By Rob Peterson, NBA.com
Posted Dec 3 2008 3:00AM
NEW YORK -- New York City has 16 buildings, including the iconic Empire State Building, measuring more than 800 feet tall. Its subway system, with more 229 miles of track serving more than one billion riders a year, runs 24/7. If you wanted to, you could use a pizza slice as a substitute for home plate. And mind you, it's not called The Apple, but The Big Apple.
But if everything about Gotham is grandiose, why is its pro basketball team small?
On Tuesday at Madison Square Garden, the game between the visiting Portland Trial Blazers and the hometown Knicks presented a bizarro basketball scenario. The team from the biggest city played the role of David to the Goliaths from Portland, one of the NBA's smallest markets.
|The Trail Blazers dropped the Knicks 104-97 to win their fifth straight.
|The NBA TV Game Time crew talked to Rudy Fernandez after he scored 18 points in the Blazers' win over the Knicks.
Portland has four guys in their regular rotation who are 6-foot-11 or taller. The Knicks have none. New York's tallest player, Tim Thomas, is 6-foot-10, but he plays like a shooting guard.
So on Tuesday, it was the Trail Blazers' size vs. the Knicks' system. And despite all the rocks they slung from three-point range -- 31 in all -- the Knicks couldn't fell the Blazers, who got giant performances from Brandon Roy and Joel Przybilla in their 104-97 win.
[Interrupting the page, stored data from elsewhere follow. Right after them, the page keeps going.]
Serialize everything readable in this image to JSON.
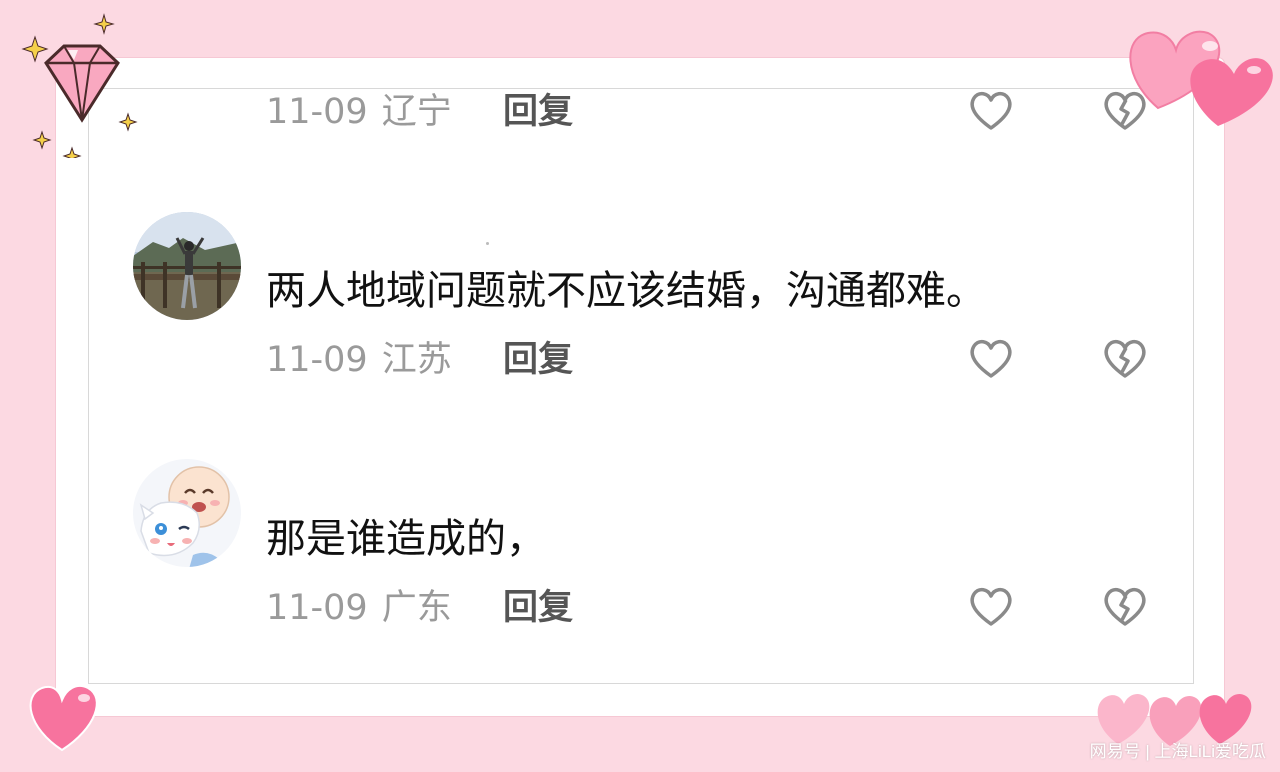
{
  "comments": [
    {
      "text": "",
      "date": "11-09",
      "location": "辽宁",
      "reply": "回复"
    },
    {
      "text": "两人地域问题就不应该结婚，沟通都难。",
      "date": "11-09",
      "location": "江苏",
      "reply": "回复"
    },
    {
      "text": "那是谁造成的，",
      "date": "11-09",
      "location": "广东",
      "reply": "回复"
    }
  ],
  "icons": {
    "like": "heart-outline-icon",
    "dislike": "broken-heart-icon"
  },
  "watermark": "网易号 | 上海LiLi爱吃瓜",
  "colors": {
    "background": "#fcd9e2",
    "heart_pink": "#f7739e",
    "icon_gray": "#8a8a8a"
  }
}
Before the game, Knicks coach Mike D'Antoni addressed his team's lack of height.
"In the past, we've tried to pick our spots on defense by trying to double in the post," D'Antoni said. "And we go to situations where their big guys can't guard our guys.
"We'd love to have long shot blockers, and eventually we'll get there, but I think we can do a lot of damage with the roster we have."
For a while, the Knicks were doing considerable damage to the Blazers' hopes of extending their winning streak to five games, taking a 75-71 lead into the fourth quarter. Eventually Portland's biggest players and its biggest talent took over down the stretch.
No play better epitomized Portland's size advantage than one that took place early in the fourth quarter. The Knicks' Al Harrington, who is 6-foot-9, had what looked like a clear path to the lane for dunk, but the 7-foot Przybilla snuffed the shot, grabbed the rebound and flung it to Rudy Fernandez, who had a memorable MSG debut with 18 points. Fernandez drained a three to cap a 10-0 Portland run. The Knicks never got closer than three points the rest of the night.
As the Knicks discovered, it's not easy scoring around the basket on the Trail Blazers.
Nathaniel S. Butler/NBAE via Getty Images
"It was team defense, we picked up the intensity," Przybilla said. "They were scoring too easy on us. We should have started like that from the jump.
"They play small ball, they get out and run. They play a lot of screen-and-rolls and put the big guy in the screen-and-rolls and try to spread out the court. And at any given time, they can shoot the three ball, so they are a difficult matchup."
Thanks to Przybilla's post presence off the bench, Portland coach Nate McMillan noted that he has a luxury D'Antoni could only dream of having.
"We have two centers who can have an impact on the game," McMillan said.
The other center, rookie Greg Oden, made a pedestrian MSG debut with two points, seven boards, two blocked shots and two missed dunks in 19 minutes. But two of his boards on the offensive end led directly to hoops, helping the Blazers dominate nearly every big-man category. The Blazers grabbed 54 boards to New York's 36, blocked seven shots compared to the Knicks' two and had 15 second-chance points to the Knicks' four. The Knicks had 40 points in the paint while the Blazers had 36, but after Przybilla's game-turning block in the fourth, the Knicks never seemed to venture within 15 feet of the hoop again.
Getting close to the hoop wasn't a problem for Portland All-Star Brandon Roy, who put the Blazers on his back and the Knicks on ice after Fernandez's three. Roy, who finished with 23 points, scored six of the Blazers' next 11 points to put the game out of reach.
"He took over, that's pretty much what he does every game," Przybilla said. "He's the key to this team. He's a special player. In the fourth quarter, he turns it up a notch and takes over."
Roy did show a killer instinct against a squad that was struggling late. D'Antoni only had eight healthy players at his disposal -- and it showed. The Blazers' bench outscored the Knicks 47-17.
"The guys that were playing well I think ran out of steam," D'Antoni said. "To be able to beat a team like this we had to have five our six guys running on all cylinders. We just didn't have it tonight.
"I thought we had it for a long time. When we get a few guys back, we will be fine."
Until then, the Knicks may find themselves coming up short in more ways than one.